Complex Pattern Matching in Relay

With the new external codegen feature, I would like to try to plug in more complex operators such as Nvidia’s FasterTransformer.

This would require doing some relatively complex pattern matching in Relay to figure out which operators to replace with the faster transformer. Has anyone thought about doing this? Do you have any suggestions as to how to approach it?

cc @comaniac @zhiics

Thanks!

You might want to take a look at this PR we just merged this morning by @matt-arm.

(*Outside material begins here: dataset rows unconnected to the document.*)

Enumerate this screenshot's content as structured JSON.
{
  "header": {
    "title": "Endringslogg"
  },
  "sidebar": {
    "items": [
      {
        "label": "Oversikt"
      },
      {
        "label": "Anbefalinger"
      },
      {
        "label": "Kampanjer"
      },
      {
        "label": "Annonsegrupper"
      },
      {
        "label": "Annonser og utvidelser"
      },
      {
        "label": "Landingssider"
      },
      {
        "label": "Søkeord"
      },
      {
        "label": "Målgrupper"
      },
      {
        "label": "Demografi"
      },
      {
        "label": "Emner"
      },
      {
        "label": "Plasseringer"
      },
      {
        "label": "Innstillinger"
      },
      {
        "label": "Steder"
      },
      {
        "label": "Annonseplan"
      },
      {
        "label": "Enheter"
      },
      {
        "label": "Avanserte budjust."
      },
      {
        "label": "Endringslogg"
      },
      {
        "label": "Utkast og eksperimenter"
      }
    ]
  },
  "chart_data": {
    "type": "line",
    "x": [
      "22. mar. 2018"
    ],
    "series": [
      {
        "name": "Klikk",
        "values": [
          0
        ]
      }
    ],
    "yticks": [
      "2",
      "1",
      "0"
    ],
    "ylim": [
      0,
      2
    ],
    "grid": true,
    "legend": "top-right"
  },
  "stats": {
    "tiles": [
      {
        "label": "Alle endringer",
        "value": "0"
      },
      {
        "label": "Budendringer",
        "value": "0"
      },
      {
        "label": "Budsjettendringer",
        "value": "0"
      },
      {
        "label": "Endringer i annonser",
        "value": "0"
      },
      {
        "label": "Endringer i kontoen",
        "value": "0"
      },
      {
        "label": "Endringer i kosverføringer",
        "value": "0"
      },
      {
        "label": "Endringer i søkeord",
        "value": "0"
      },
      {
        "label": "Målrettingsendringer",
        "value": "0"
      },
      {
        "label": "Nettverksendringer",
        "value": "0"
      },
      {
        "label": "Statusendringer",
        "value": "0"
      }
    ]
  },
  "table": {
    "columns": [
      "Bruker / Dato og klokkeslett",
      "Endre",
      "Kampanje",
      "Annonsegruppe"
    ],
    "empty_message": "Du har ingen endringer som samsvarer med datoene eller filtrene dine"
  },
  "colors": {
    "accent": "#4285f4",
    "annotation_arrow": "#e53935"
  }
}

Wow, perfect timing! Thanks a lot :slight_smile:

@matt-arm, I am currently working on writing a pattern for a transformer. I am realizing that transformer implementations may vary even though they all do the same core computation. For example, depending on the original framework the transformer is imported from, there may be extra nodes for reshape, identity, transpose, etc…

In this case, what we really care about is the core computation, not data mutation that may vary by implementation. How would you feel about adding an extra field to the parameter table, like “ops to ignore”? When we see one of these ops, we consider it a match and just move on.

Could you elaborate more about “ops to ignore”? From my understanding as long as your pattern doesn’t cover an op then it will go through the original TVM flow instead of an external codegen, so this feature seems not necessary.

On the other hand, if you want a subgraph pattern to exclude some ops (something like conv2d -> reshape (ignore) -> ReLU?), then the design philosophy is specifying two patterns. After all, in this case we will have to generate two subgraphs anyhow.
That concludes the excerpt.